Namun entah apa yang terjadi padanya, perlahan dia mendekat ke bagian atas tubuh Seungcheol dan menatap lekat ke arah wajah pucat tersebut. Tangan kirinya perlahan terangkat dan bergerak menuju wajah Seungcheol.
Perlahan namun pasti, telapak tangannya kemudian menangkup wajah Seungcheol. Merasakan hawa dingin yang keluar dari kulit wajah yang telah mati tersebut.
Taehyung tampak kesulitan mengendalikan dirinya, dia merasa ada sebuah dorongan dari dalam tubuhnya dan hal itulah yang seakan tengah mengobrak-abrik batinnya. Tangannya perlahan gemetar, di susul oleh air mata yang kembali meloloskan diri dari kelopak matanya.
"Jangan mati!" gumaman yang sarat akan keputus-asaan tanpa sadar lolos begitu saja dari mulutnya.
Namun dia tersentak ketika tiba-tiba merasakan seperti ada aliran listrik yang menyambar telapak tangannya yang tengah menangkup wajah Seungcheol, dan hal itu yang membuatnya seketika menarik tangannya dengan wajah yang mengernyit kesakitan.

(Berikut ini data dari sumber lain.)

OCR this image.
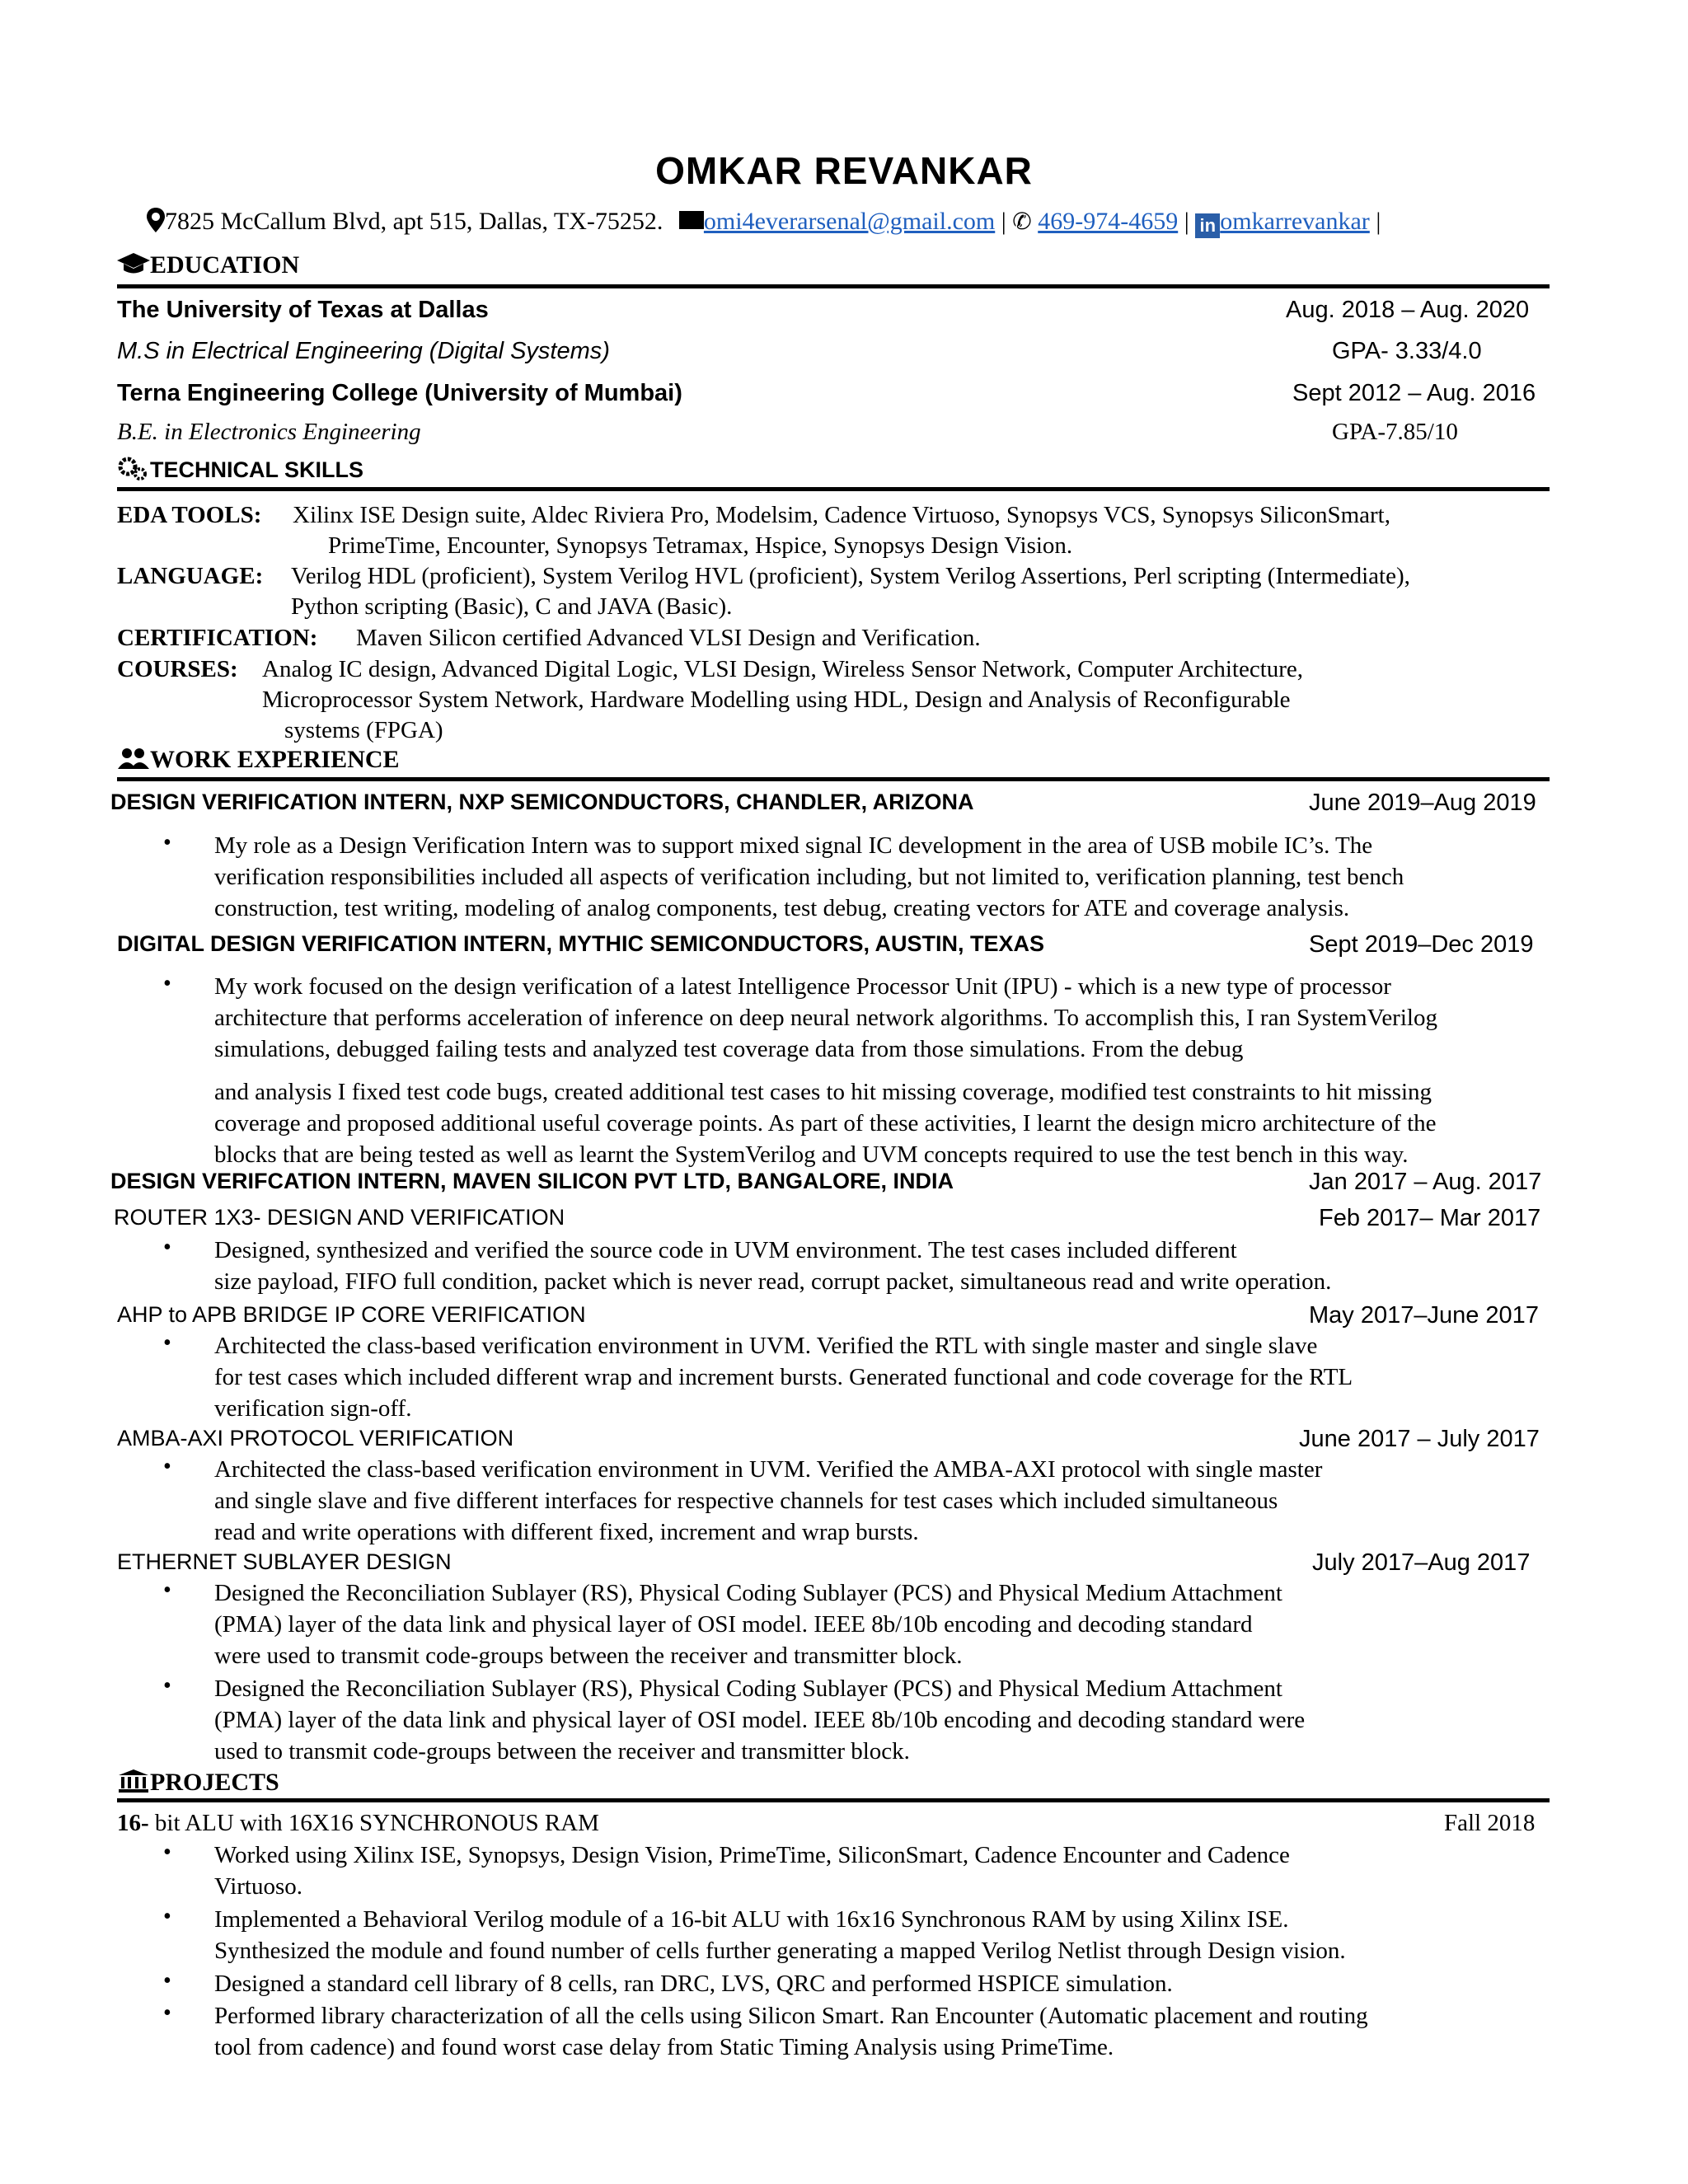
OMKAR REVANKAR
7825 McCallum Blvd, apt 515, Dallas, TX-75252. omi4everarsenal@gmail.com | ✆ 469-974-4659 | in omkarrevankar |
EDUCATION
The University of Texas at Dallas	Aug. 2018 – Aug. 2020
M.S in Electrical Engineering (Digital Systems)	GPA- 3.33/4.0
Terna Engineering College (University of Mumbai)	Sept 2012 – Aug. 2016
B.E. in Electronics Engineering	GPA-7.85/10
TECHNICAL SKILLS
EDA TOOLS: Xilinx ISE Design suite, Aldec Riviera Pro, Modelsim, Cadence Virtuoso, Synopsys VCS, Synopsys SiliconSmart,
PrimeTime, Encounter, Synopsys Tetramax, Hspice, Synopsys Design Vision.
LANGUAGE: Verilog HDL (proficient), System Verilog HVL (proficient), System Verilog Assertions, Perl scripting (Intermediate),
Python scripting (Basic), C and JAVA (Basic).
CERTIFICATION: Maven Silicon certified Advanced VLSI Design and Verification.
COURSES: Analog IC design, Advanced Digital Logic, VLSI Design, Wireless Sensor Network, Computer Architecture,
Microprocessor System Network, Hardware Modelling using HDL, Design and Analysis of Reconfigurable
systems (FPGA)
WORK EXPERIENCE
DESIGN VERIFICATION INTERN, NXP SEMICONDUCTORS, CHANDLER, ARIZONA	June 2019–Aug 2019
• My role as a Design Verification Intern was to support mixed signal IC development in the area of USB mobile IC’s. The
verification responsibilities included all aspects of verification including, but not limited to, verification planning, test bench
construction, test writing, modeling of analog components, test debug, creating vectors for ATE and coverage analysis.
DIGITAL DESIGN VERIFICATION INTERN, MYTHIC SEMICONDUCTORS, AUSTIN, TEXAS	Sept 2019–Dec 2019
• My work focused on the design verification of a latest Intelligence Processor Unit (IPU) - which is a new type of processor
architecture that performs acceleration of inference on deep neural network algorithms. To accomplish this, I ran SystemVerilog
simulations, debugged failing tests and analyzed test coverage data from those simulations. From the debug
and analysis I fixed test code bugs, created additional test cases to hit missing coverage, modified test constraints to hit missing
coverage and proposed additional useful coverage points. As part of these activities, I learnt the design micro architecture of the
blocks that are being tested as well as learnt the SystemVerilog and UVM concepts required to use the test bench in this way.
DESIGN VERIFCATION INTERN, MAVEN SILICON PVT LTD, BANGALORE, INDIA	Jan 2017 – Aug. 2017
ROUTER 1X3- DESIGN AND VERIFICATION	Feb 2017– Mar 2017
• Designed, synthesized and verified the source code in UVM environment. The test cases included different
size payload, FIFO full condition, packet which is never read, corrupt packet, simultaneous read and write operation.
AHP to APB BRIDGE IP CORE VERIFICATION	May 2017–June 2017
• Architected the class-based verification environment in UVM. Verified the RTL with single master and single slave
for test cases which included different wrap and increment bursts. Generated functional and code coverage for the RTL
verification sign-off.
AMBA-AXI PROTOCOL VERIFICATION	June 2017 – July 2017
• Architected the class-based verification environment in UVM. Verified the AMBA-AXI protocol with single master
and single slave and five different interfaces for respective channels for test cases which included simultaneous
read and write operations with different fixed, increment and wrap bursts.
ETHERNET SUBLAYER DESIGN	July 2017–Aug 2017
• Designed the Reconciliation Sublayer (RS), Physical Coding Sublayer (PCS) and Physical Medium Attachment
(PMA) layer of the data link and physical layer of OSI model. IEEE 8b/10b encoding and decoding standard
were used to transmit code-groups between the receiver and transmitter block.
• Designed the Reconciliation Sublayer (RS), Physical Coding Sublayer (PCS) and Physical Medium Attachment
(PMA) layer of the data link and physical layer of OSI model. IEEE 8b/10b encoding and decoding standard were
used to transmit code-groups between the receiver and transmitter block.
PROJECTS
16- bit ALU with 16X16 SYNCHRONOUS RAM	Fall 2018
• Worked using Xilinx ISE, Synopsys, Design Vision, PrimeTime, SiliconSmart, Cadence Encounter and Cadence
Virtuoso.
• Implemented a Behavioral Verilog module of a 16-bit ALU with 16x16 Synchronous RAM by using Xilinx ISE.
Synthesized the module and found number of cells further generating a mapped Verilog Netlist through Design vision.
• Designed a standard cell library of 8 cells, ran DRC, LVS, QRC and performed HSPICE simulation.
• Performed library characterization of all the cells using Silicon Smart. Ran Encounter (Automatic placement and routing
tool from cadence) and found worst case delay from Static Timing Analysis using PrimeTime.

Dia melihat telapak tangannya dengan tangan kiri yang memegangi pergelangan tangan kanannya, ada sensasi terbakar pada telapak tangannya dan itu sedikit menyakitkan. Namun rasa herannya melebihi apapun. Apa yang baru saja terjadi padanya?
Diapun kembali menjatuhkan pandangannya pada Seungcheol, tak ada apapun yang terjadi. Mayat itu tetaplah menjadi mayat, namun kenapa tubuhnya bereaksi dengan tidak normal. Hampir sama seperti ketika ia bertemu dengan Hyungwon, namun kali ini lebih besar.
"S-siapa kau?"
Pendeta Shin membawa Seokjin ke ruangan yang berbeda dengan Taehyung, dan di sanalah keduanya duduk saling berhadapan dengan sebuah meja kayu yang tidak terlalu tinggi sebagai sekat antar keduanya.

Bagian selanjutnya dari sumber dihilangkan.